The use of explicit probabilistic models of these processes enables the use of formal statistical tests of whether the observed data (gene and organism trees) better fit a scenario with or without HGT. However, relatively little attention has been given to models of this kind, and in most cases, the inference of HGT is considered outside such an explicit model-testing framework. Part of the reason for this is perhaps that researchers are cautious about explicitly building models for a process (HGT) which is relatively poorly understood, in terms of factors likely to influence variation in the rate at which it occurs such as gene size, features, and degree of divergence of accepting and donating genomes, and other factors (Sorek et al., 2007; Boto, 2010). Similar uncertainty surrounds the dynamics of the processes of gene duplication and gene loss. For example, there is strong evidence that some gene families in parasitic bacteria experience an increased rate of gene loss, analogous to the heterotachy observed in the process of point mutations in sequence evolution (Kolaczkowski and Thornton, 2008), i.e., where the rate of an evolutionary process varies along different lineages of a phylogeny.
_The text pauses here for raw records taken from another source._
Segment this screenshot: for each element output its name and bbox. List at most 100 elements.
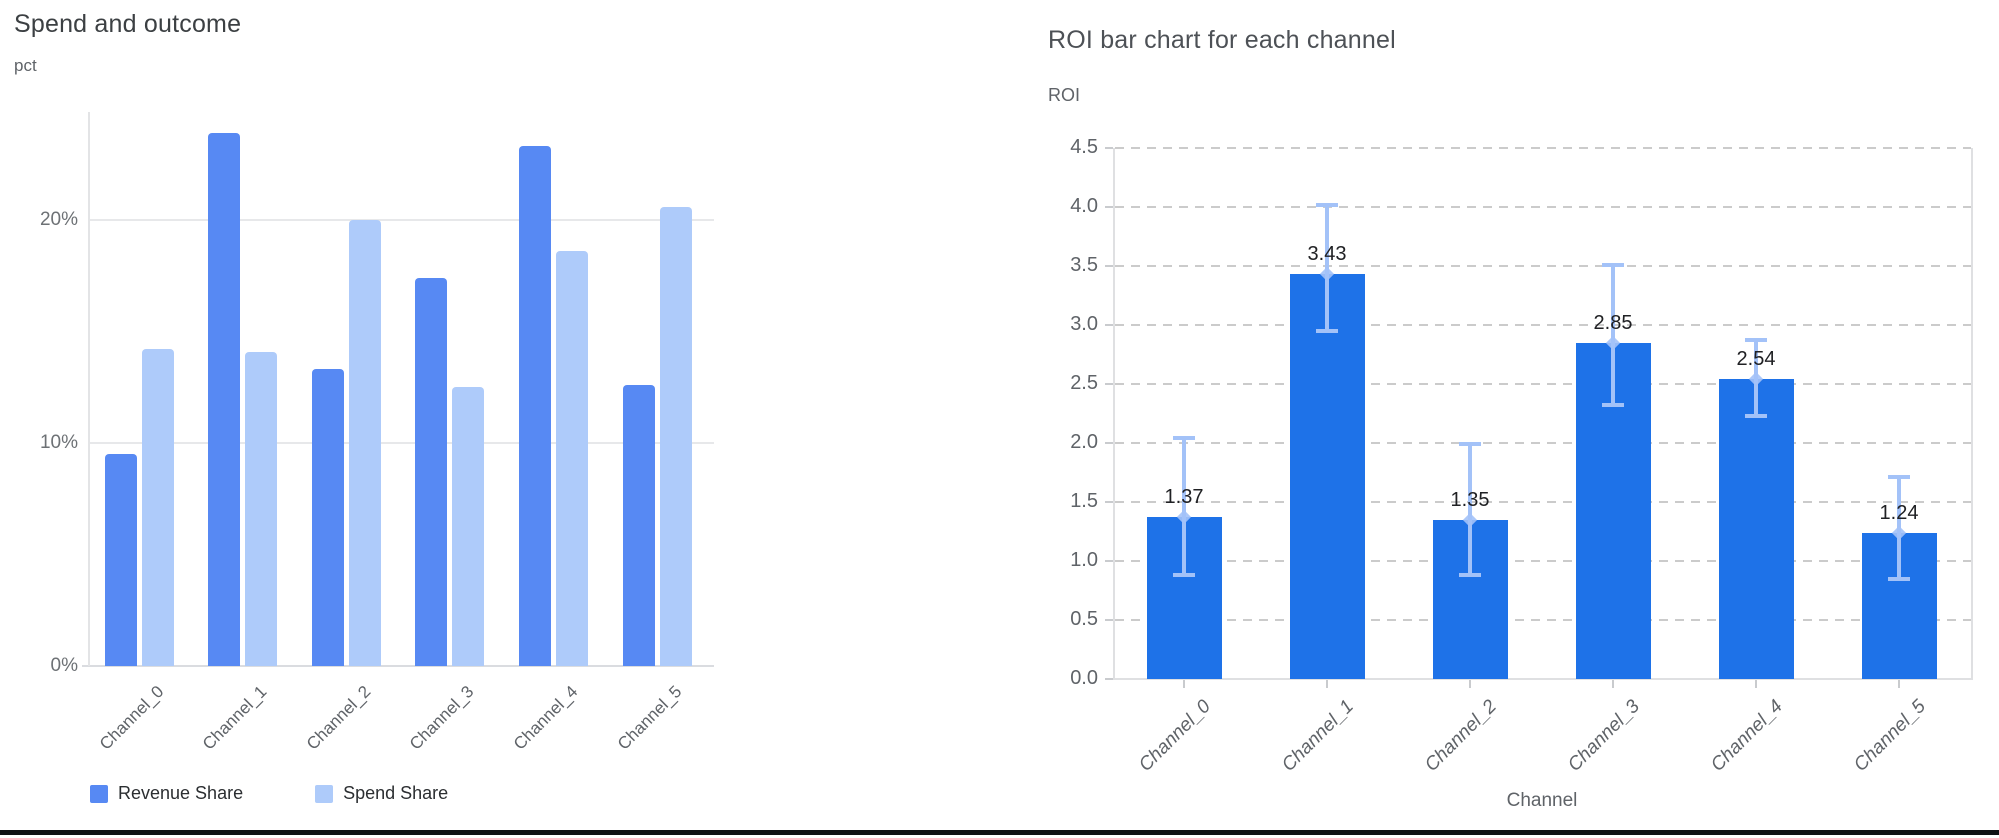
error-bar-cap-bottom-channel_4 — [1745, 413, 1767, 418]
error-bar-line-channel_2 — [1468, 444, 1472, 576]
right-ytick-label-2.0: 2.0 — [1070, 431, 1098, 453]
bar-spend-share-channel_1[interactable] — [245, 351, 278, 666]
right-x-tick-label-channel_0: Channel_0 — [1135, 696, 1215, 776]
left-x-tick-label-channel_1: Channel_1 — [198, 682, 271, 754]
left-ytick-label-0%: 0% — [50, 655, 78, 676]
right-ytick-mark-1.0 — [1105, 560, 1113, 562]
roi-value-label-channel_4: 2.54 — [1736, 348, 1776, 371]
right-plot-right-spine — [1971, 148, 1973, 679]
right-gridline-1.5 — [1115, 501, 1971, 503]
roi-value-label-channel_5: 1.24 — [1879, 501, 1919, 524]
legend-item-spend-share[interactable]: Spend Share — [315, 783, 448, 804]
right-ytick-mark-1.5 — [1105, 501, 1113, 503]
right-xtick-mark-channel_1 — [1326, 680, 1328, 688]
bar-spend-share-channel_2[interactable] — [348, 220, 381, 666]
right-xtick-mark-channel_0 — [1183, 680, 1185, 688]
right-xtick-mark-channel_5 — [1898, 680, 1900, 688]
right-ytick-label-2.5: 2.5 — [1070, 372, 1098, 394]
bar-revenue-share-channel_4[interactable] — [518, 146, 551, 666]
roi-bar-channel_1[interactable] — [1290, 274, 1365, 679]
right-x-tick-label-channel_3: Channel_3 — [1564, 696, 1644, 776]
error-bar-cap-top-channel_2 — [1459, 442, 1481, 447]
right-ytick-label-1.5: 1.5 — [1070, 490, 1098, 512]
window-bottom-border — [0, 830, 1999, 835]
error-bar-line-channel_0 — [1182, 438, 1186, 576]
error-bar-cap-top-channel_1 — [1316, 202, 1338, 207]
bar-spend-share-channel_0[interactable] — [141, 349, 174, 666]
right-gridline-1.0 — [1115, 560, 1971, 562]
error-bar-cap-top-channel_3 — [1602, 262, 1624, 267]
error-bar-cap-top-channel_0 — [1173, 436, 1195, 441]
bar-spend-share-channel_5[interactable] — [659, 206, 692, 666]
bar-revenue-share-channel_2[interactable] — [311, 369, 344, 666]
left-gridline-0% — [82, 665, 714, 667]
bar-revenue-share-channel_5[interactable] — [622, 385, 655, 666]
left-y-axis-unit: pct — [14, 56, 37, 75]
right-chart-title: ROI bar chart for each channel — [1048, 26, 1396, 54]
left-gridline-10% — [88, 442, 714, 444]
right-ytick-label-1.0: 1.0 — [1070, 549, 1098, 571]
left-x-tick-label-channel_3: Channel_3 — [406, 682, 478, 754]
error-bar-cap-bottom-channel_0 — [1173, 573, 1195, 578]
right-xtick-mark-channel_4 — [1755, 680, 1757, 688]
right-ytick-mark-3.5 — [1105, 265, 1113, 267]
right-gridline-4.5 — [1115, 147, 1971, 149]
bar-spend-share-channel_3[interactable] — [452, 387, 485, 666]
roi-value-label-channel_2: 1.35 — [1450, 488, 1490, 511]
spend-outcome-chart: Spend and outcome pct 0% 10% 20% Channel_0 C… — [0, 0, 760, 838]
left-x-tick-label-channel_2: Channel_2 — [302, 682, 375, 754]
roi-chart: ROI bar chart for each channel ROI 4.5 4.… — [1000, 0, 1999, 838]
right-gridline-3.0 — [1115, 324, 1971, 326]
right-ytick-mark-4.5 — [1105, 147, 1113, 149]
right-ytick-label-4.0: 4.0 — [1070, 195, 1098, 217]
right-gridline-2.0 — [1115, 442, 1971, 444]
right-gridline-0.5 — [1115, 619, 1971, 621]
right-y-axis-unit: ROI — [1048, 85, 1081, 105]
left-ytick-label-20%: 20% — [39, 209, 78, 230]
legend-swatch-revenue-share — [90, 784, 108, 803]
right-x-tick-label-channel_1: Channel_1 — [1278, 696, 1358, 776]
right-gridline-3.5 — [1115, 265, 1971, 267]
right-chart-plot-area: 4.5 4.0 3.5 3.0 2.5 2.0 1.5 1.0 0.5 0.0 1.37 Channe… — [1000, 0, 1999, 838]
left-chart-plot-area: 0% 10% 20% Channel_0 Channel_1 Channel_2 Chann… — [0, 0, 760, 838]
bar-revenue-share-channel_1[interactable] — [208, 133, 241, 666]
error-bar-cap-bottom-channel_2 — [1459, 573, 1481, 578]
left-ytick-label-10%: 10% — [39, 432, 78, 453]
roi-value-label-channel_1: 3.43 — [1307, 243, 1347, 266]
legend-label-revenue-share: Revenue Share — [118, 783, 244, 803]
right-ytick-mark-2.5 — [1105, 383, 1113, 385]
roi-bar-channel_4[interactable] — [1719, 379, 1794, 679]
right-gridline-2.5 — [1115, 383, 1971, 385]
right-ytick-label-3.0: 3.0 — [1070, 313, 1098, 335]
right-x-tick-label-channel_4: Channel_4 — [1707, 696, 1787, 776]
roi-value-label-channel_3: 2.85 — [1593, 311, 1633, 334]
bar-revenue-share-channel_0[interactable] — [104, 454, 137, 666]
roi-value-label-channel_0: 1.37 — [1164, 486, 1204, 509]
error-bar-cap-top-channel_4 — [1745, 338, 1767, 343]
bar-spend-share-channel_4[interactable] — [555, 251, 588, 666]
bar-revenue-share-channel_3[interactable] — [415, 277, 448, 666]
right-ytick-mark-4.0 — [1105, 206, 1113, 208]
right-ytick-mark-3.0 — [1105, 324, 1113, 326]
legend-item-revenue-share[interactable]: Revenue Share — [90, 783, 243, 804]
error-bar-cap-bottom-channel_1 — [1316, 328, 1338, 333]
right-x-axis-line — [1113, 678, 1973, 680]
right-ytick-label-0.0: 0.0 — [1070, 667, 1098, 689]
left-y-axis-line — [88, 112, 90, 666]
legend-label-spend-share: Spend Share — [343, 783, 449, 803]
right-x-tick-label-channel_5: Channel_5 — [1850, 696, 1930, 776]
right-x-axis-title: Channel — [1506, 790, 1578, 811]
right-xtick-mark-channel_3 — [1612, 680, 1614, 688]
left-x-tick-label-channel_4: Channel_4 — [509, 682, 582, 754]
left-chart-legend: Revenue Share Spend Share — [90, 783, 448, 804]
error-bar-line-channel_3 — [1611, 264, 1615, 406]
right-ytick-mark-2.0 — [1105, 442, 1113, 444]
right-plot-left-spine — [1113, 148, 1115, 679]
left-x-tick-label-channel_0: Channel_0 — [95, 682, 167, 754]
right-ytick-mark-0.5 — [1105, 619, 1113, 621]
legend-swatch-spend-share — [315, 784, 334, 803]
left-chart-title: Spend and outcome — [14, 10, 242, 38]
error-bar-cap-bottom-channel_5 — [1888, 576, 1910, 581]
right-ytick-label-3.5: 3.5 — [1070, 254, 1098, 276]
However, despite the problems associated with the use of explicit models of such processes, we feel that it would be good if assertions of HGT (or non-HGT) were carried out in the context of exploration of some of the existing models of this kind (Thiergart et al., 2012). Explicitly declaring the sets of assumptions being made when HGT is (or is not) being inferred, i.e., by using explicit probabilistic models of this kind, would ease the process of identifying and discussing the central assumptions lying with the inferences. Hopefully, in the future, a better understanding of the processes of gene family evolution will aid the development of more sophisticated and accurate models of these processes, leading to a wider application of methods of this kind.

Conclusion

As described above, given:

the inherent difficulty of accurately estimating ancient phylogenetic relationships,

our uncertainty concerning the topology of many parts of the ToL, in particular the relationship between the three domains of life and the position of the PVC within the bacteria, and

the need for wider use of and further development of methods used to compare HGT with non-HGT scenarios,

it is important to be cautious about inferring the occurrence of ancient HGT to account for unexpected distributions of characters and gene families. Ideally, we feel such inferences should be made in the context of testing whether or not HGT is supported using a range of different explicit models, while also taking into account the uncertainty and proposed alternatives of the trees (both organism and gene trees). Thus the HGT origin of those PVC features is still not established. This uncertainty highlights the importance of taking into account new and alternative hypotheses and ideas in analyses of this kind (Devos and Reynaud, 2010; Forterre, 2010; Reynaud and Devos, 2011; Fuerst and Sagulenko, 2012). In this context, discussions about the evolutionary origins of some of the characters found in PVCs echo the initial reaction to the platypus by European scientists at the beginning of the nineteenth century; with its mosaic of characters not previously seen together in the same organism (including, amongst others, a beak like a duck, eggs similar to those of reptiles or birds, together with the fur and milk production found in other of mammals) it was initially assumed to be a hoax. In contrast to this initial reaction, however, the discovery of the platypus provided a rich source of ideas and understanding about the history and process of both mammalian and non-mammalian evolution, along with better understanding of the connections between these taxonomic groups. In a similar way, with its surprising and unexpected combination of characters, the PVC superphylum might help reveal new and unexpected links and similarities between bacteria and other cell types, including our own.

Conflict of Interest Statement

The authors declare that the research was conducted in the absence of any commercial or financial relationships that could be construed as a potential conflict of interest.